9. The system of claim 8, wherein the visual data is superimposed on the patient's tracked face during an execution of a real time live dental, oral or maxillofacial procedure, endodontic, orthodontic and periodontic procedures.

10. The system of claim 9, wherein the procedure is an endodontic, orthodontic or periodontic procedure, the procedure being a surgical or a restorative procedure.

11. The system of claim 8, wherein the plurality of 3D scans comprise a plurality of 3D face scans of the patient from different angles and expressions.

12. The system of claim 8, wherein fine-tuning the generic 3D facial recognition AI model comprises adjusting weights of layers of the generic 3D facial recognition AI model based on the patient-specific facial features.

13. The system of claim 8, wherein the visual data comprises a 3D model associated with a facial structure of the patient, and superimposing the visual data comprises determining a real-time position of the facial structure in 3D space according to the patient's tracked face, and projecting the 3D model in alignment with the determined position of the facial structure.

14. The system of claim 13, wherein the facial structure comprises a dental structure.
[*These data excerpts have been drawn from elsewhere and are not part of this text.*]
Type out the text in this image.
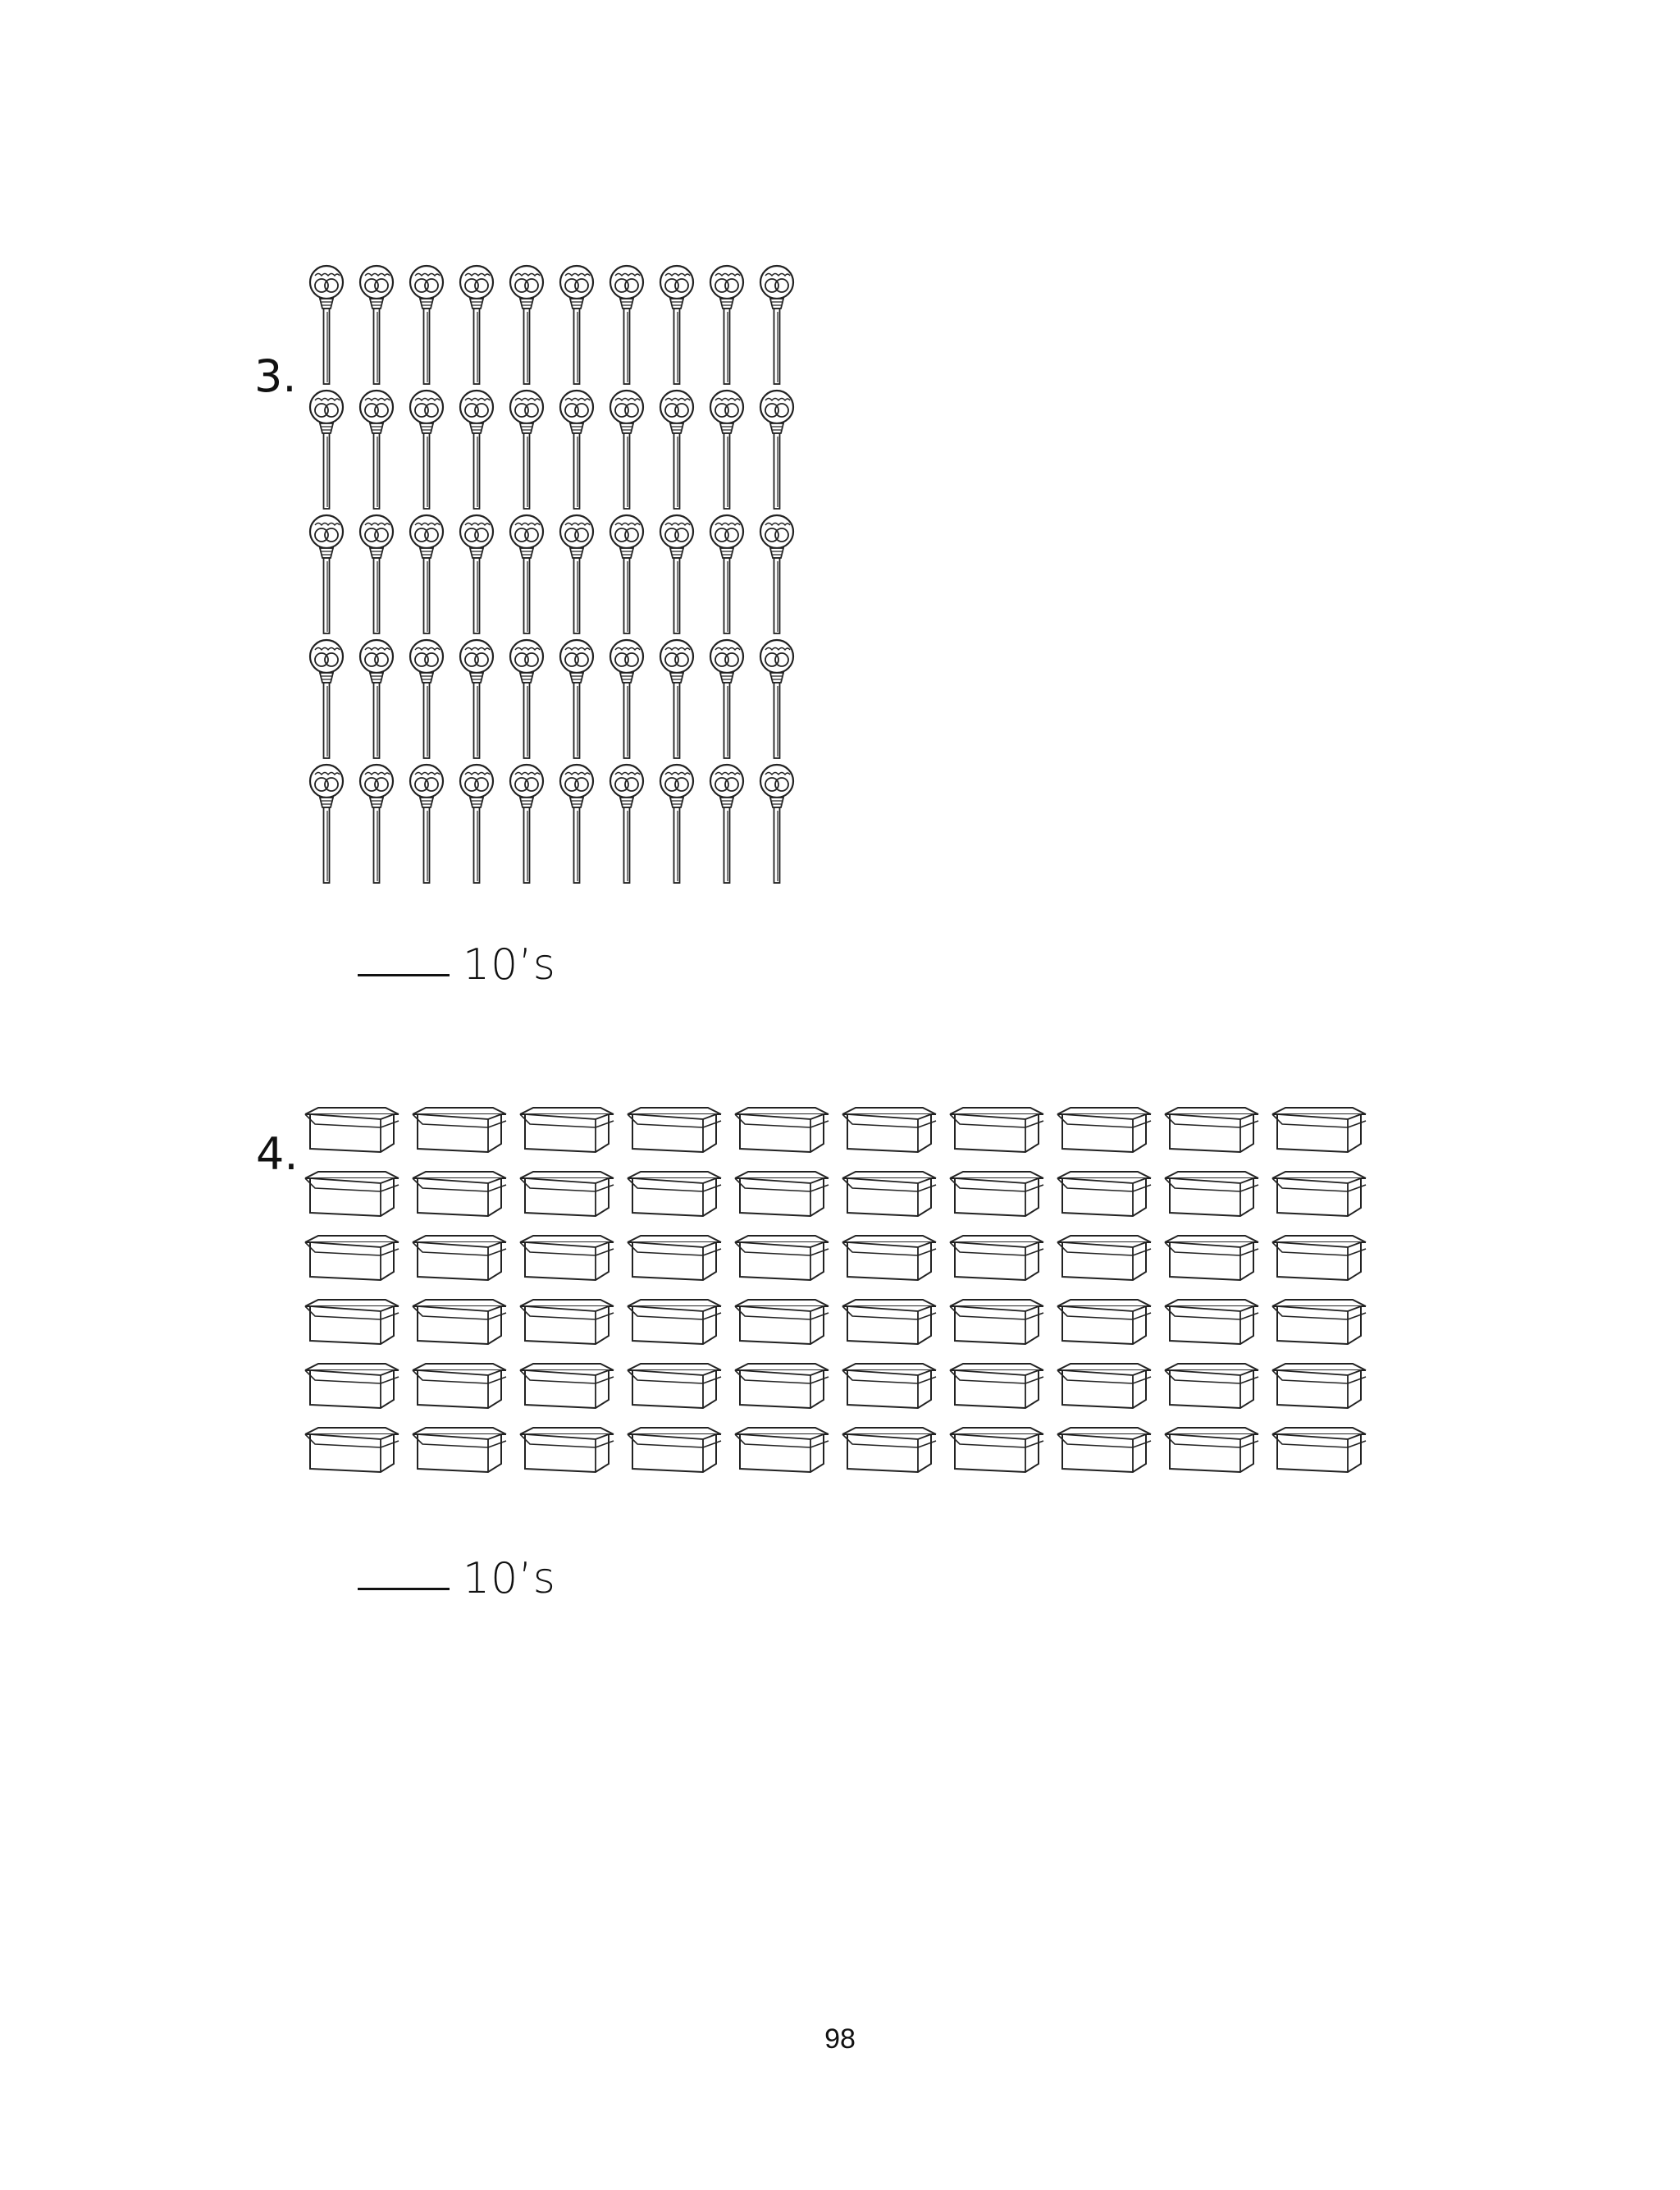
3.
10’s
4.
10’s
98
15. The system of claim 13, wherein the 3D model comprises at least one of: a 3D model of a denture, a 3D model of a virtual surgical or restorative planning, a virtual 3D smile design, a 3D model of a virtual orthodontic or orthognathic planning, a 3D model of a dental implant, a 3D model of operations of a periodontal, orthognathic or endodontic surgical guide, a 3D representation of a treatment plan, a 3D model of a patient's teeth, oral, maxillofacial or other anatomical facial structures.